Group sales for the third quarter of 2006 were EUR 5.3 billion, an 11% increase compared to the same quarter last year (also 11% organically). Organic growth excludes the impact of currency and acquisitions. Revenues in the professional business grew 15% (11% organically), while Office and Industrial added 10% on a reported and organic basis.
Gross margin improved 40 bps to 17.2% versus the third quarter of 2005 mainly due to the acquisition of DIS AG as well as the positive impact from the permanent placement business. In the Office and Industrial business, Adecco enhanced gross margin by 30 bps to 15.7% compared to the same period last year, while in the professional business gross margin was raised by 70 bps to 24.9%.
Selling, General and Administrative Expenses (SG&A)
On a reported basis SG&A increased by 9% for the quarter. SG&A as a percentage of sales dropped 30 bps to 12.6% (Q3 2005: 12.9%) and by 50 bps organically. On an organic basis SG&A grew 7%, the office network 5% (+340 offices) and FTEs 4% (+1,200 FTEs) compared to the same quarter last year. At the end of the third quarter Adecco had over 35,000 FTEs and over 6,700 offices.

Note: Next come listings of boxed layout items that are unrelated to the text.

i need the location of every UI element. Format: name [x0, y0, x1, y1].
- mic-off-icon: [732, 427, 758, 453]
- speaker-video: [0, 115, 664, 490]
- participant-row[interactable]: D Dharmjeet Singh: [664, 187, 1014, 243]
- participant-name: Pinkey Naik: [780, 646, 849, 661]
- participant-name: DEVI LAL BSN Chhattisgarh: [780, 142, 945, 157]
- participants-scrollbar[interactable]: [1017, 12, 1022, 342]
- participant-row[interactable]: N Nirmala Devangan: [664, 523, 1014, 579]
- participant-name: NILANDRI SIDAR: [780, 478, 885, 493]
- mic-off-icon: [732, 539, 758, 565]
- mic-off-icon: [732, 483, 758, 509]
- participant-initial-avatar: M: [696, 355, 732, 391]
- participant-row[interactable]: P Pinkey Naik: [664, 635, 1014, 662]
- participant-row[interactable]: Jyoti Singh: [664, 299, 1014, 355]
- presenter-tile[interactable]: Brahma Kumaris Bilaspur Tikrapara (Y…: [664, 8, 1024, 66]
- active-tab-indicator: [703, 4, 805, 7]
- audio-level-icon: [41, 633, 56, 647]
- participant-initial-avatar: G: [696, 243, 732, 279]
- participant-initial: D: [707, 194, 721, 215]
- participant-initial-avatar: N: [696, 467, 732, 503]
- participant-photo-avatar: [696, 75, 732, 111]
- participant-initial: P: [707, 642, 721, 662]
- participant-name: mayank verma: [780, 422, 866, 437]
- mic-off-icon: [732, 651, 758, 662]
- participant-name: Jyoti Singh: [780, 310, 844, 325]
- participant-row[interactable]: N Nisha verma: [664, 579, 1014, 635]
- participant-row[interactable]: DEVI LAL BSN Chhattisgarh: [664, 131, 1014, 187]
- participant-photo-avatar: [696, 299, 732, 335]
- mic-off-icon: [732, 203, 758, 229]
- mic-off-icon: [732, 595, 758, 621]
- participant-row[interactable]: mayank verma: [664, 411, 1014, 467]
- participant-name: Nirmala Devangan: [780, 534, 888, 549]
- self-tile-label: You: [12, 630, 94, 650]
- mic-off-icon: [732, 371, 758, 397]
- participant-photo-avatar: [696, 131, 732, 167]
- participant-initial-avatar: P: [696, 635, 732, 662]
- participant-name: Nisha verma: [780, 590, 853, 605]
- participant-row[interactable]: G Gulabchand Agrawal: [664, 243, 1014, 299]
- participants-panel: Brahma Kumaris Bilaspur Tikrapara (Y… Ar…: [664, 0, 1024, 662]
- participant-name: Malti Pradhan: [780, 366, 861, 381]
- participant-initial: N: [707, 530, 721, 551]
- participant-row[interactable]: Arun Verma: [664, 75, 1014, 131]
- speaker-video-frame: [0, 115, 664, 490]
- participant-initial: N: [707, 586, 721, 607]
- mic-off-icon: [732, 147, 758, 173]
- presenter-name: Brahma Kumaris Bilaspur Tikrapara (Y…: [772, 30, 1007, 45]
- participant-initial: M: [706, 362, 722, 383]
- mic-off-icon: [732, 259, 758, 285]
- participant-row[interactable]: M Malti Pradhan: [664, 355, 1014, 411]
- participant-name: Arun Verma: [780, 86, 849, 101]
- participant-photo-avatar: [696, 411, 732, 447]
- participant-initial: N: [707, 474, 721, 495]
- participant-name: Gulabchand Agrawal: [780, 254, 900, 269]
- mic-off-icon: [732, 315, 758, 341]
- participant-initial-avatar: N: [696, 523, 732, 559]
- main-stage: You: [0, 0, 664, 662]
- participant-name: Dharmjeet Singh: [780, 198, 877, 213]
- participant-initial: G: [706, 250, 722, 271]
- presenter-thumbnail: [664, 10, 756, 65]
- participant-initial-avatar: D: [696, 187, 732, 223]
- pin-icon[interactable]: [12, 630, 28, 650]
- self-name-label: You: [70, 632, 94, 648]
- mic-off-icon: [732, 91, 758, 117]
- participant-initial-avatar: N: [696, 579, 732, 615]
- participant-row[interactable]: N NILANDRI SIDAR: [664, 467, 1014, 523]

Operating income for the third quarter 2006 was EUR 243 million, an increase of 31% (25% organically). Operating income margin improved 70bps to 4.6% versus 3.9% for the same period last year.
Interest Expense and Other Income / (Expenses), net
Interest expense was EUR 14 million in the period, which is EUR 2 million more than in the third quarter 2005 mainly due to a higher gross debt position. Interest expenses are expected to be approximately EUR 52 million for the full year 2006. Other Income / (Expenses), net were EUR 5 million. This is a EUR 4 million improvement versus the same quarter last year mainly due to lower hedging expenses.
Provision for Income Taxes
The effective tax rate in the third quarter was 29% compared with 32% in the same period last year. For the full year 2006, Adecco continues to expect an underlying effective tax rate of approximately 29%.
Net Income and EPS
Net income was up 38% to EUR 164 million in the third quarter of the year (Q3 2005: EUR 119 million), which represents a net income margin improvement of 60 bps to 3.1%. Basic EPS was EUR 0.88 (Q3 2005: EUR 0.64).
Balance Sheet, Cash-flow, and Net Debt
The Group generated EUR 480 million of operating cash flow in the first nine months of 2006, compared with EUR 158 million in the first nine months of 2005. The main reasons for this increase are a higher net income as well as the timing of cash payments due to an additional trading week in previous periods. Net debt increased by EUR 316 million to EUR 740 million at the end of September 2006 compared to the year end of 2005. This increase was mainly due to the purchase of DIS AG (EUR 552 million net of cash acquired) and treasury shares (EUR 43 million), capital expenditures (EUR 58 million) as well as the payment of dividends (EUR 120 million including withholding tax), partially compensated by the operating cash flow. In the first nine months of 2006 DSO improved 1 day to 59 days compared to same period last year.
Currency fluctuations had a 2% negative impact on the third quarter's revenues and operating income mainly due to the weakness of the US dollar and the Japanese yen.